I have the ACR-I card that has expired since I left the phillipines but now I am returning. I wonder if I can renew the card or I have to start over after I am there 59 days?

Anybody know or have done this before?

art


----------



## Tukaram (Dec 18, 2014)

Tourist ACR cards expire after 1 year. 13a every 5 years. Once expired you just apply for another.


----------



## pronse (Apr 3, 2009)

Apply for another one. As long as you pay, who cares?


----------



## Simon1983 (Jun 6, 2016)

If you are a tourist then the ACR card will expire if you leave the country, meaning if you return you need to apply for a new ACR card after 59 days. I'm not sure what happens for other ACR Cards (resident/worker).
Assuming you are on a tourist ACR card, you would not be able to renew your previous card. Even if the card was still valid you would need to get a new ACR card after 59 days.


----------



## hogrider (May 25, 2010)

I will enter next time on a BB privilege.

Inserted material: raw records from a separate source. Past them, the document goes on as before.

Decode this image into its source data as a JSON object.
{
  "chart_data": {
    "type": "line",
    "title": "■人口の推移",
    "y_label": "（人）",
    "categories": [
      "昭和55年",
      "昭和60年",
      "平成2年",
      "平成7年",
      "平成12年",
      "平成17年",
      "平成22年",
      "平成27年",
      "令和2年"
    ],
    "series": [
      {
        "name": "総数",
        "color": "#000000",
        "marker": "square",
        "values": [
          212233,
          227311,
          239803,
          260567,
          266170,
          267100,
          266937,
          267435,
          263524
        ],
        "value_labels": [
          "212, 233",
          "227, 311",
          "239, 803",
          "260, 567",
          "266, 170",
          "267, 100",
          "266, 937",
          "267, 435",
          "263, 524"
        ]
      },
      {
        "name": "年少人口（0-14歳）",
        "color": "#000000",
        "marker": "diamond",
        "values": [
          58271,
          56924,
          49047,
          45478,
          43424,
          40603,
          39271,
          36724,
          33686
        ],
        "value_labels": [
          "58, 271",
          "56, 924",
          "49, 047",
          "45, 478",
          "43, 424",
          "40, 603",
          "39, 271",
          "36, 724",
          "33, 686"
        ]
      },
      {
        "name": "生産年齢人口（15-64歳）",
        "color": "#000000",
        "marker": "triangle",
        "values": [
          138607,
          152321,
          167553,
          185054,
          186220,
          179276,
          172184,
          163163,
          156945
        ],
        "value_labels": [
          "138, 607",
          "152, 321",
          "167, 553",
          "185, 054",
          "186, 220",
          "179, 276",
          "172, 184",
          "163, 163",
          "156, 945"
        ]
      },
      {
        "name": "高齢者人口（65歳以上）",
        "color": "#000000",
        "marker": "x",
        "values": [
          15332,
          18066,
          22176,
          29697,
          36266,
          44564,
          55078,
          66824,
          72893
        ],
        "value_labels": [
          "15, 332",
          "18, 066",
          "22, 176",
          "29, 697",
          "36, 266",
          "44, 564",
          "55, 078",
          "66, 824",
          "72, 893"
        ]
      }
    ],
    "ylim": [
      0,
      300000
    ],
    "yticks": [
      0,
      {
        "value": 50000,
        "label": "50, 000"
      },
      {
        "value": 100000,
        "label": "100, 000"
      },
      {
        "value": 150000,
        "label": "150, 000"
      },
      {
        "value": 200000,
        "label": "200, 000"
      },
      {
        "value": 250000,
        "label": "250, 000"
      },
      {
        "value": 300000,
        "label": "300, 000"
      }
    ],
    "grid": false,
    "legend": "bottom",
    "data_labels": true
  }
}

What type of ACR card do I need and is it easy to get? Thanks guys


----------



## pronse (Apr 3, 2009)

If you are entering in BB you won?t need an ACR.
BB is supreme !
Just make sure she carries the marriage certificate with her.


----------



## hogrider (May 25, 2010)

pronse said:


> If you are entering in BB you won?t need an ACR.
> BB is supreme !
> Just make sure she carries the marriage certificate with her.


Do I not need one for driving license etc?


----------



## pronse (Apr 3, 2009)

Your passport will be stamped with BB and date of entry (check) and that what you will use.
It?s a small red stamp.


----------



## bidrod (Mar 31, 2015)

hogrider said:


> Do I not need one for driving license etc?

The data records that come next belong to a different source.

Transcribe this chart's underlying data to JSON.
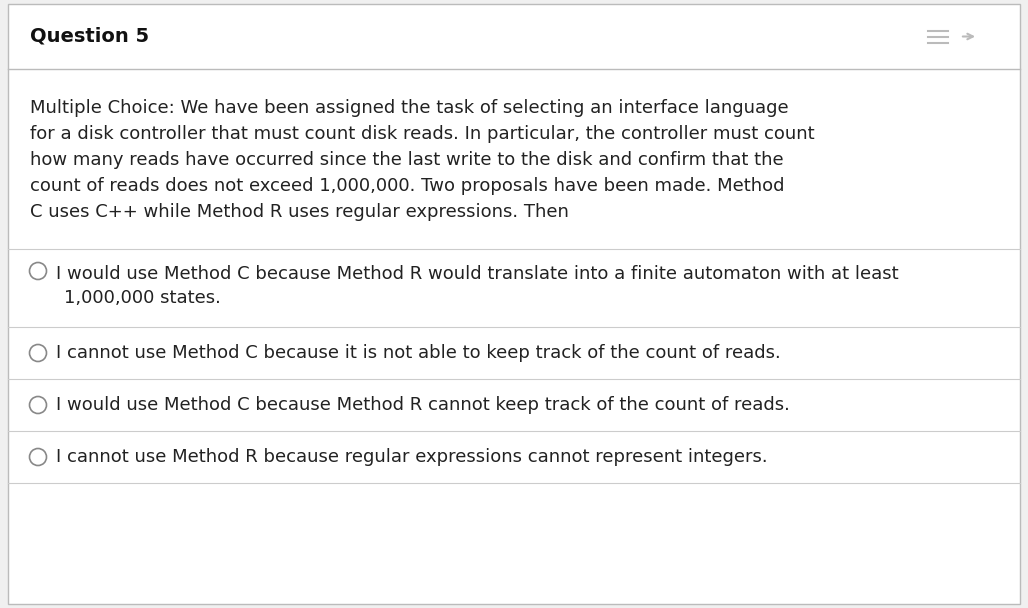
{
  "title": "Question 5",
  "fig_bg_color": "#f0f0f0",
  "card_bg_color": "#ffffff",
  "card_border_color": "#bbbbbb",
  "title_font_size": 14,
  "title_color": "#111111",
  "body_text_lines": [
    "Multiple Choice: We have been assigned the task of selecting an interface language",
    "for a disk controller that must count disk reads. In particular, the controller must count",
    "how many reads have occurred since the last write to the disk and confirm that the",
    "count of reads does not exceed 1,000,000. Two proposals have been made. Method",
    "C uses C++ while Method R uses regular expressions. Then"
  ],
  "body_font_size": 13,
  "body_color": "#222222",
  "choices": [
    [
      "I would use Method C because Method R would translate into a finite automaton with at least",
      "    1,000,000 states."
    ],
    [
      "I cannot use Method C because it is not able to keep track of the count of reads."
    ],
    [
      "I would use Method C because Method R cannot keep track of the count of reads."
    ],
    [
      "I cannot use Method R because regular expressions cannot represent integers."
    ]
  ],
  "choice_font_size": 13,
  "choice_color": "#222222",
  "divider_color": "#cccccc",
  "circle_edge_color": "#888888",
  "header_line_color": "#bbbbbb",
  "icon_color": "#bbbbbb"
}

Supposedly you need a visa for over a year to get a drivers license, but that depends on the LTO office you go to. Rule became effective in 2016 if I remember correctly. While you are not required to have an ACR card on a BB, according to the BI site you can still request one. ACR is a handy identification when doing business versus carrying your passport. Cost $50.

Chuck


----------



## Tukaram (Dec 18, 2014)

hogrider said:


> Do I not need one for driving license etc?

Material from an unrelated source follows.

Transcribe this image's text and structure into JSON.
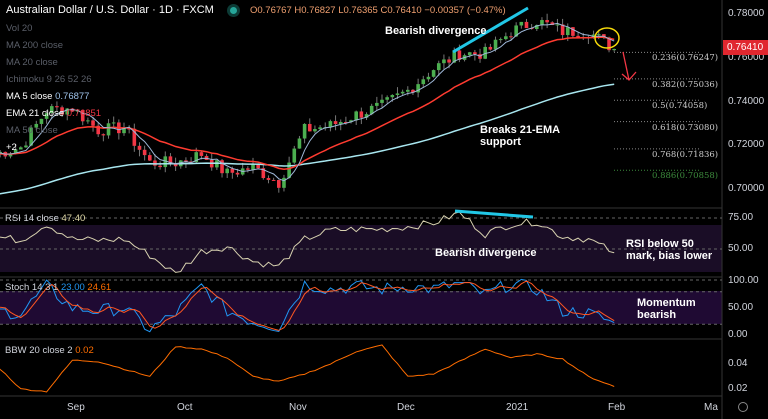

On the BB stamp you do not have to get an ACR, but you can choose to get one if you want. Some banks want it for opening an account. The ACR is optional on the BB stamp.


----------



## Darby Allen (Sep 22, 2014)

pronse said:


> Your passport will be stamped with BB and date of entry (check) and that what you will use.
> It?s a small red stamp.


I'm on a BB just now. No little red stamp though; the immigration officer just made the usual entry stamp and wrote the exit date underneath! [This was at Clark in September.]
Just in case, I showed the passport at Immigration next time I was in Marquee Mall, and it was verified as okay.
I've now started the procedure for a 13A.


----------



## Gary D (Oct 28, 2013)

Darby Allen said:


> I'm on a BB just now. No little red stamp though; the immigration officer just made the usual entry stamp and wrote the exit date underneath! [This was at Clark in September.]
> Just in case, I showed the passport at Immigration next time I was in Marquee Mall, and it was verified as okay.
> I've now started the procedure for a 31A.


I vaguely recall it was a separate stamp many years ago. I normally just get the black stamp with the 1 year date hand written, both at NAIA and Clark.


----------